Why is the Monarch Butterfly Important
Monarch butterflies are prolific pollinators and critical to the health of our planet! Monarch butterflies and the pollination services they provide contribute to the sustainability of entire ecosystems. We should be concerned about this decline in the numbers of monarchs because as pollinators, the monarch butterfly migration across the continent provides an invaluable service, essential for many ecosystems to thrive. It is thanks to pollinators, such as butterflies, bees, and other insects, that we have many of the flowers and dietary staples that we enjoy, like squash and blueberries. As monarchs forage for nectar, they can unintentionally move pollen within and between flowers. This movement of pollen helps flowering plants make seeds, which can eventually disperse and grow into more plants. Seeds and fruit produced as a result of successful pollination can also feed other organisms. While feeding on the nectar that comprises their diet, they pollinate many types of wildflowers — providing an invaluable ecological service to forests and farmlands across their range. They also provide an important food source for birds, small animals, and other insects.
Planting Trees in Mexico Helps
As explained in more detail in our blog, every year, in the early fall, as temperatures begin to fall in North America, millions of monarchs start an epic 3,000-mile migration. They are bound south, instinctively seeking the forests that offer the perfect conditions for overwintering, the welcoming montane oyamel fir and native pine forests of central Mexico, mainly in the state of Michoacán. Adding to the mystique of thousands of butterflies funneling into the Mexican forests every fall is the fact that monarchs arrive around the same time when Día de los Muertos (Day of the Dead) is celebrated in early November. “In Mexico, even before the Spanish colonization, you could see images of butterflies through stone carvings and paintings of Indigenous groups,” said Joel Perez-Castaneda, Project Director for The Nature Conservancy in the state of Indiana. “In some stories, they are the returning souls of the loved ones. In others, butterflies are returning warriors that were killed in battle. The truth is that a lot of Indigenous groups believe that, even after passing on, their souls lived through nature and the environment.”

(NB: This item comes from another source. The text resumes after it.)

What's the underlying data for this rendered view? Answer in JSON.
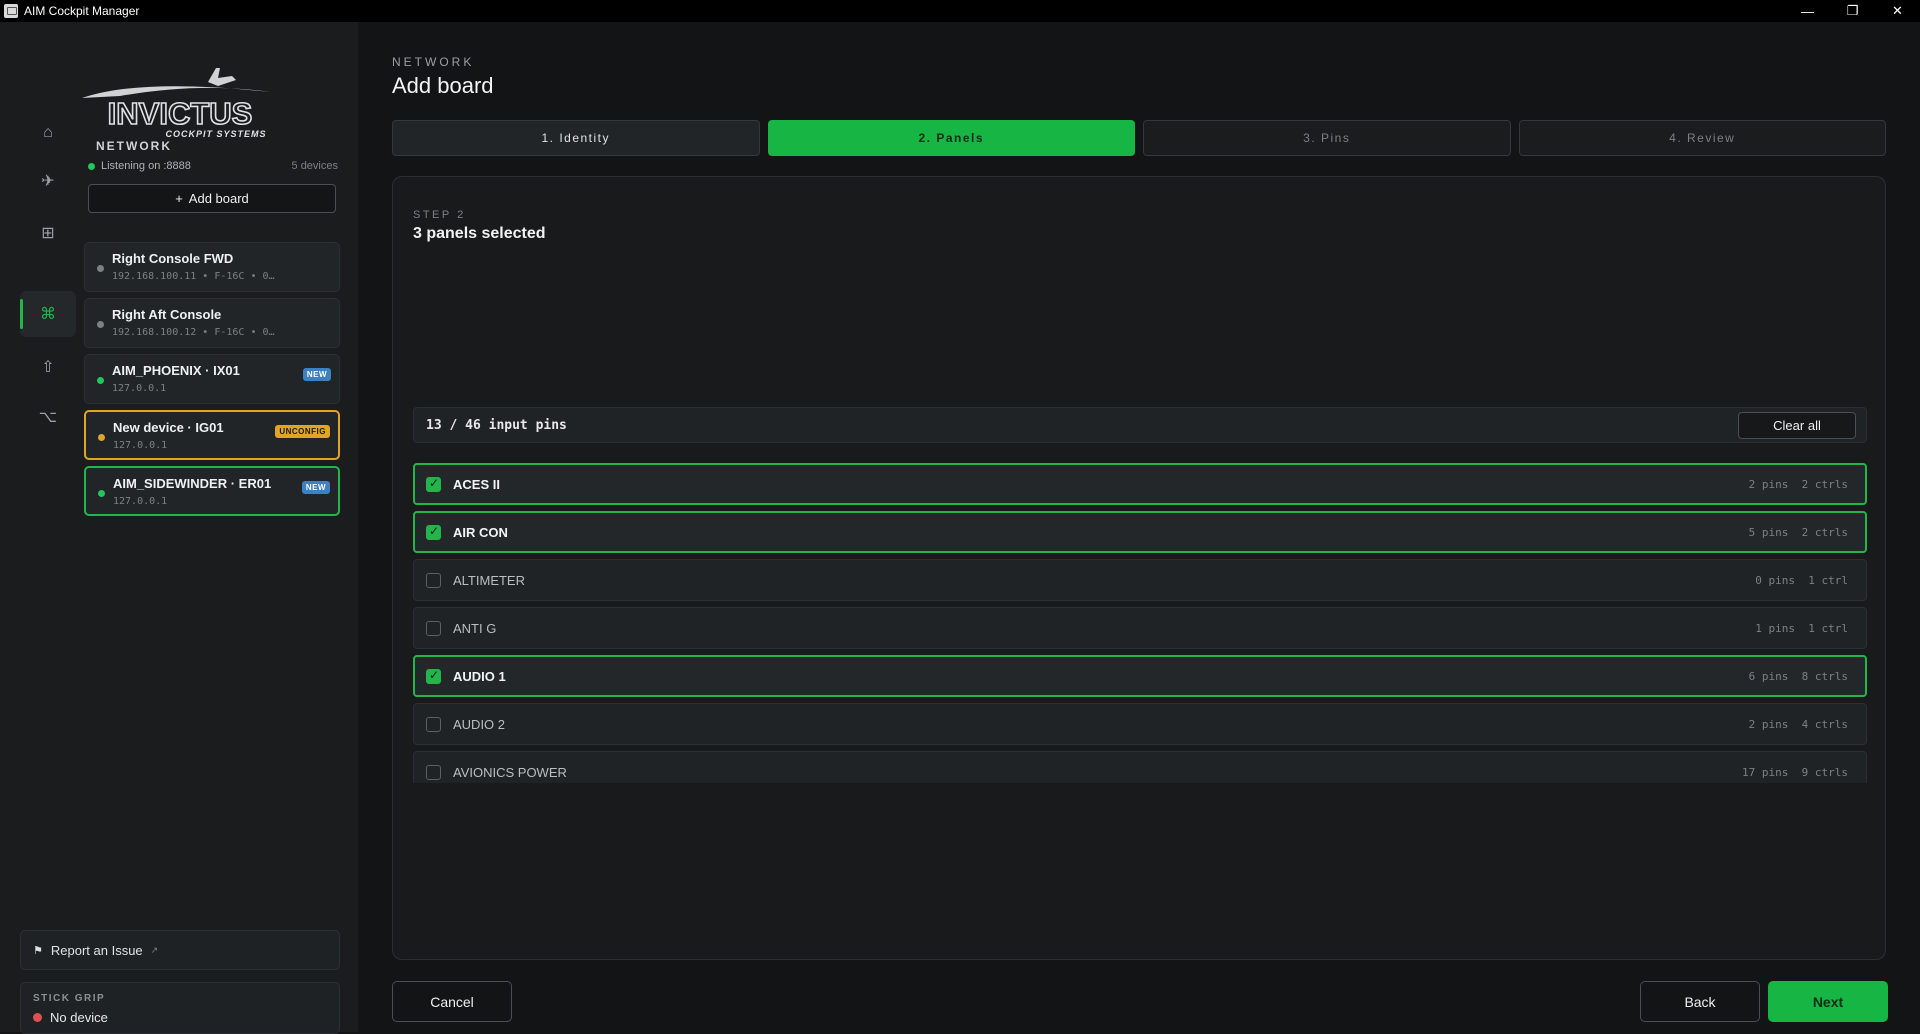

Oyamel firs and native pines do not provide food for the monarchs, but are uniquely suited to provide the climate and shelter that eastern migratory monarchs need to rest after their long migration — and to survive the winter. Here, they rest and conserve their energy until seasonal changes provide signals to the butterfly that it is time to start migrating back north to lay eggs and begin the cycle again. The Gifted Tree now has a planting project in the region surrounding the Monarch butterfly Biosphere Reserve in and around the Monarch Butterfly Biosphere Reserve in the municipalities of Senguio and Ocampo Michoacán, Mexico.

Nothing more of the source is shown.